In: Economics
Discuss economic cycles, explain how these cycles happen, how government policy influences the cycles, explain an asset bubble of your choice, and analyze fiscal and monetary policy during the time of such bubble. YOU MAY NOT CHOOSE THE 2007 BUBBLE
The four stages of the economic cycle are also referred to as the business cycle. These four stages are expansion, peak, contraction, and trough.

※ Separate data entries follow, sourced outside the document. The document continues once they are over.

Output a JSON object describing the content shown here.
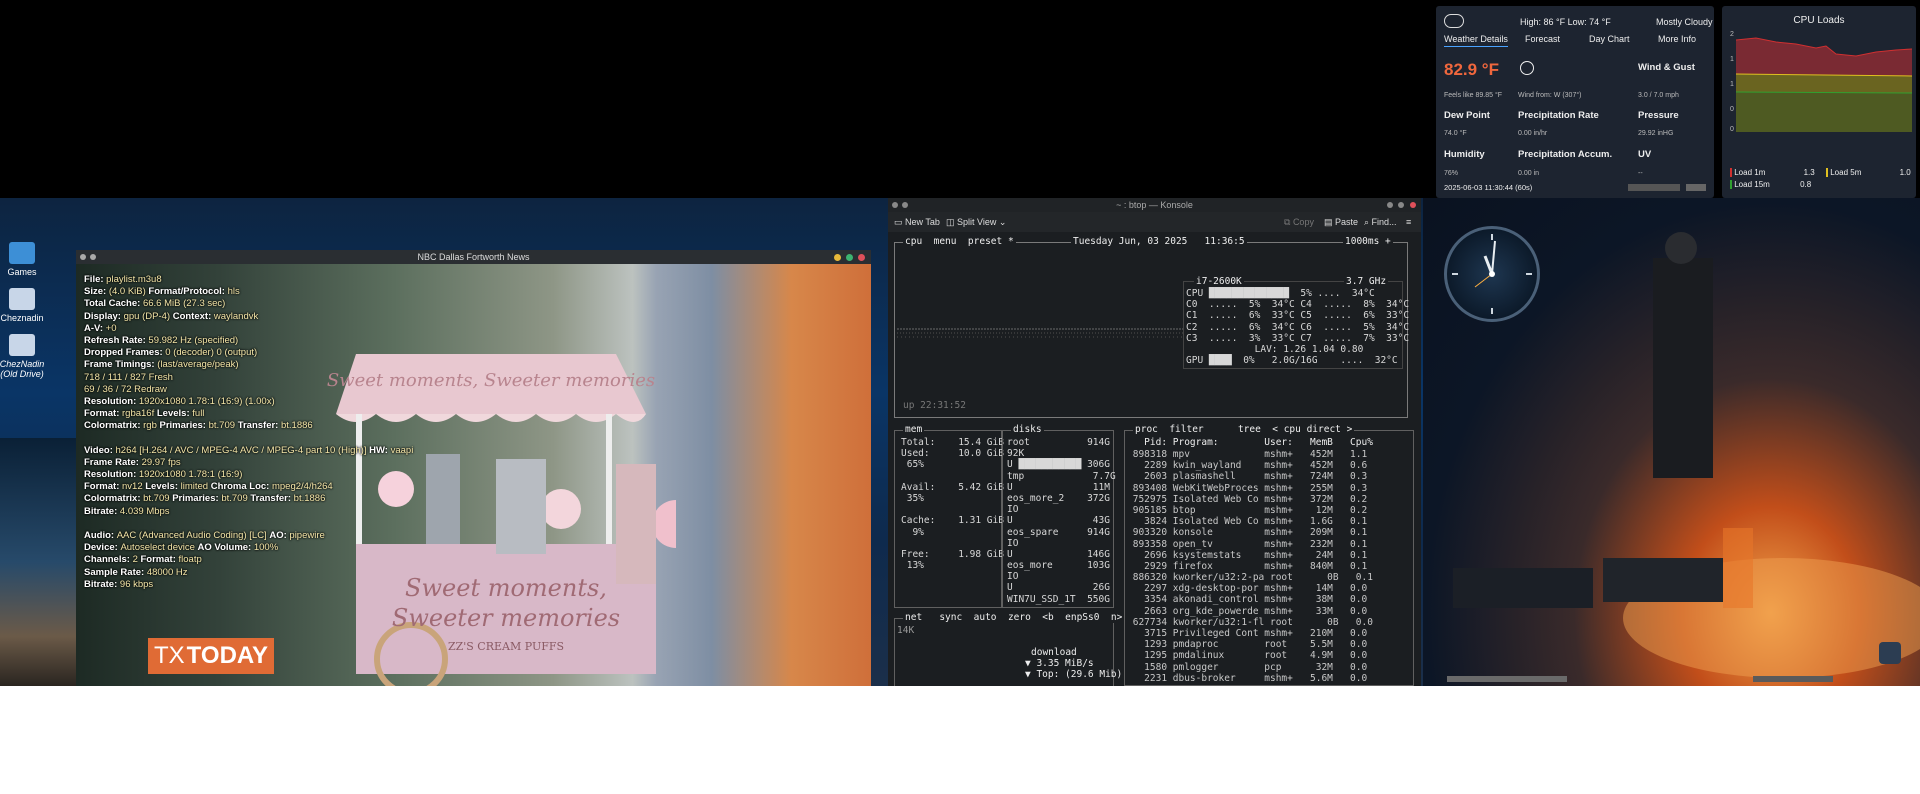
{
  "desktop": {
    "icons": [
      {
        "label": "Games",
        "icon": "folder-icon"
      },
      {
        "label": "Cheznadin",
        "icon": "drive-icon"
      },
      {
        "label": "ChezNadin\n(Old Drive)",
        "icon": "drive-icon"
      }
    ]
  },
  "mpv": {
    "title": "NBC Dallas Fortworth News",
    "stats": [
      {
        "k": "File:",
        "v": "playlist.m3u8"
      },
      {
        "k": "Size:",
        "v": "(4.0 KiB)",
        "k2": "Format/Protocol:",
        "v2": "hls"
      },
      {
        "k": "Total Cache:",
        "v": "66.6 MiB (27.3 sec)"
      },
      {
        "k": "Display:",
        "v": "gpu (DP-4)",
        "k2": "Context:",
        "v2": "waylandvk"
      },
      {
        "k": "A-V:",
        "v": "+0"
      },
      {
        "k": "Refresh Rate:",
        "v": "59.982 Hz (specified)"
      },
      {
        "k": "Dropped Frames:",
        "v": "0 (decoder) 0 (output)"
      },
      {
        "k": "Frame Timings:",
        "v": "(last/average/peak)"
      },
      {
        "k": "",
        "v": "718 /    111 /    827     Fresh"
      },
      {
        "k": "",
        "v": "   69 /     36 /    72     Redraw"
      },
      {
        "k": "Resolution:",
        "v": "1920x1080 1.78:1 (16:9) (1.00x)"
      },
      {
        "k": "Format:",
        "v": "rgba16f",
        "k2": "Levels:",
        "v2": "full"
      },
      {
        "k": "Colormatrix:",
        "v": "rgb",
        "k2": "Primaries:",
        "v2": "bt.709",
        "k3": "Transfer:",
        "v3": "bt.1886"
      },
      {
        "k": "",
        "v": ""
      },
      {
        "k": "Video:",
        "v": "h264 [H.264 / AVC / MPEG-4 AVC / MPEG-4 part 10 (High)]",
        "k2": "HW:",
        "v2": "vaapi"
      },
      {
        "k": "Frame Rate:",
        "v": "29.97 fps"
      },
      {
        "k": "Resolution:",
        "v": "1920x1080 1.78:1 (16:9)"
      },
      {
        "k": "Format:",
        "v": "nv12",
        "k2": "Levels:",
        "v2": "limited",
        "k3": "Chroma Loc:",
        "v3": "mpeg2/4/h264"
      },
      {
        "k": "Colormatrix:",
        "v": "bt.709",
        "k2": "Primaries:",
        "v2": "bt.709",
        "k3": "Transfer:",
        "v3": "bt.1886"
      },
      {
        "k": "Bitrate:",
        "v": "4.039 Mbps"
      },
      {
        "k": "",
        "v": ""
      },
      {
        "k": "Audio:",
        "v": "AAC (Advanced Audio Coding) [LC]",
        "k2": "AO:",
        "v2": "pipewire"
      },
      {
        "k": "Device:",
        "v": "Autoselect device",
        "k2": "AO Volume:",
        "v2": "100%"
      },
      {
        "k": "Channels:",
        "v": "2",
        "k2": "Format:",
        "v2": "floatp"
      },
      {
        "k": "Sample Rate:",
        "v": "48000 Hz"
      },
      {
        "k": "Bitrate:",
        "v": "96 kbps"
      }
    ],
    "sign_line1": "Sweet moments,",
    "sign_line2": "Sweeter memories",
    "sign_line3": "ZZ'S CREAM PUFFS",
    "canopy_text": "Sweet moments, Sweeter memories",
    "tx_a": "TX",
    "tx_b": "TODAY"
  },
  "konsole": {
    "title": "~ : btop — Konsole",
    "new_tab": "New Tab",
    "split_view": "Split View",
    "copy": "Copy",
    "paste": "Paste",
    "find": "Find...",
    "cpu_header": "cpu  menu  preset *",
    "date_line": "Tuesday Jun, 03 2025   11:36:5",
    "refresh": "1000ms +",
    "cpu_model": "i7-2600K",
    "cpu_ghz": "3.7 GHz",
    "cpu_rows": [
      "CPU ██████████████  5% ....  34°C",
      "C0  .....  5%  34°C C4  .....  8%  34°C",
      "C1  .....  6%  33°C C5  .....  6%  33°C",
      "C2  .....  6%  34°C C6  .....  5%  34°C",
      "C3  .....  3%  33°C C7  .....  7%  33°C",
      "            LAV: 1.26 1.04 0.80",
      "GPU ████  0%   2.0G/16G    ....  32°C"
    ],
    "uptime": "up 22:31:52",
    "mem_header": "mem",
    "mem": [
      "Total:    15.4 GiB",
      "Used:     10.0 GiB",
      " 65%",
      "",
      "Avail:    5.42 GiB",
      " 35%",
      "",
      "Cache:    1.31 GiB",
      "  9%",
      "",
      "Free:     1.98 GiB",
      " 13%"
    ],
    "disks_header": "disks",
    "disks": [
      "root          914G",
      "92K",
      "U ███████████ 306G",
      "tmp            7.7G",
      "U              11M",
      "eos_more_2    372G",
      "IO",
      "U              43G",
      "eos_spare     914G",
      "IO",
      "U             146G",
      "eos_more      103G",
      "IO",
      "U              26G",
      "WIN7U_SSD_1T  550G"
    ],
    "proc_header": "proc  filter      tree  < cpu direct >",
    "proc_cols": "   Pid: Program:        User:   MemB   Cpu%",
    "procs": [
      " 898318 mpv             mshm+   452M   1.1",
      "   2289 kwin_wayland    mshm+   452M   0.6",
      "   2603 plasmashell     mshm+   724M   0.3",
      " 893408 WebKitWebProces mshm+   255M   0.3",
      " 752975 Isolated Web Co mshm+   372M   0.2",
      " 905185 btop            mshm+    12M   0.2",
      "   3824 Isolated Web Co mshm+   1.6G   0.1",
      " 903320 konsole         mshm+   209M   0.1",
      " 893358 open_tv         mshm+   232M   0.1",
      "   2696 ksystemstats    mshm+    24M   0.1",
      "   2929 firefox         mshm+   840M   0.1",
      " 886320 kworker/u32:2-pa root      0B   0.1",
      "   2297 xdg-desktop-por mshm+    14M   0.0",
      "   3354 akonadi_control mshm+    38M   0.0",
      "   2663 org_kde_powerde mshm+    33M   0.0",
      " 627734 kworker/u32:1-fl root      0B   0.0",
      "   3715 Privileged Cont mshm+   210M   0.0",
      "   1293 pmdaproc        root    5.5M   0.0",
      "   1295 pmdalinux       root    4.9M   0.0",
      "   1580 pmlogger        pcp      32M   0.0",
      "   2231 dbus-broker     mshm+   5.6M   0.0"
    ],
    "net_header": "net   sync  auto  zero  <b  enpSs0  n>",
    "net": [
      "14K",
      "download",
      "▼ 3.35 MiB/s",
      "▼ Top: (29.6 Mib)"
    ]
  },
  "weather": {
    "hilo": "High: 86 °F Low: 74 °F",
    "condition": "Mostly Cloudy",
    "tabs": [
      "Weather Details",
      "Forecast",
      "Day Chart",
      "More Info"
    ],
    "temp": "82.9 °F",
    "wind_title": "Wind & Gust",
    "feels": "Feels like 89.85 °F",
    "wind_from": "Wind from: W (307°)",
    "wind_val": "3.0 / 7.0 mph",
    "dew_title": "Dew Point",
    "dew_val": "74.0 °F",
    "precip_title": "Precipitation Rate",
    "precip_val": "0.00 in/hr",
    "pressure_title": "Pressure",
    "pressure_val": "29.92 inHG",
    "humidity_title": "Humidity",
    "humidity_val": "76%",
    "accum_title": "Precipitation Accum.",
    "accum_val": "0.00 in",
    "uv_title": "UV",
    "uv_val": "--",
    "timestamp": "2025-06-03 11:30:44 (60s)",
    "temp_color": "#f0673d"
  },
  "cpu_loads": {
    "title": "CPU Loads",
    "y_ticks": [
      "2",
      "1",
      "1",
      "0",
      "0"
    ],
    "legend": [
      {
        "label": "Load 1m",
        "value": "1.3",
        "color": "#d03030"
      },
      {
        "label": "Load 5m",
        "value": "1.0",
        "color": "#e0c020"
      },
      {
        "label": "Load 15m",
        "value": "0.8",
        "color": "#30a030"
      }
    ]
  }
}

During the expansion phase, the economy experiences relatively rapid growth, interest rates tend to be low, production increases, and inflationary pressures build. The peak of a cycle is reached when growth hits its maximum rate. Peak growth typically creates some imbalances in the economy that need to be corrected. This correction occurs through a period of contraction when growth slows, employment falls, and prices stagnate. The trough of the cycle is reached when the economy hits a low point and growth begins to recover.
KEY TAKEAWAYS
The National Bureau of Economic Research (NBER) is the definitive source of setting official dates for U.S. economic cycles. Measured primarily by changes in the gross domestic product (GDP), NBER measures the length of economic cycles from trough to trough or peak to peak. From the 1950s to the present day, U.S. economic cycles have lasted about five and a half years on average. However, there is wide variation in the length of cycles, ranging from just 18 months during the peak-to-peak cycle in 1981-1982, up to the current record-long expansion that began in 2009.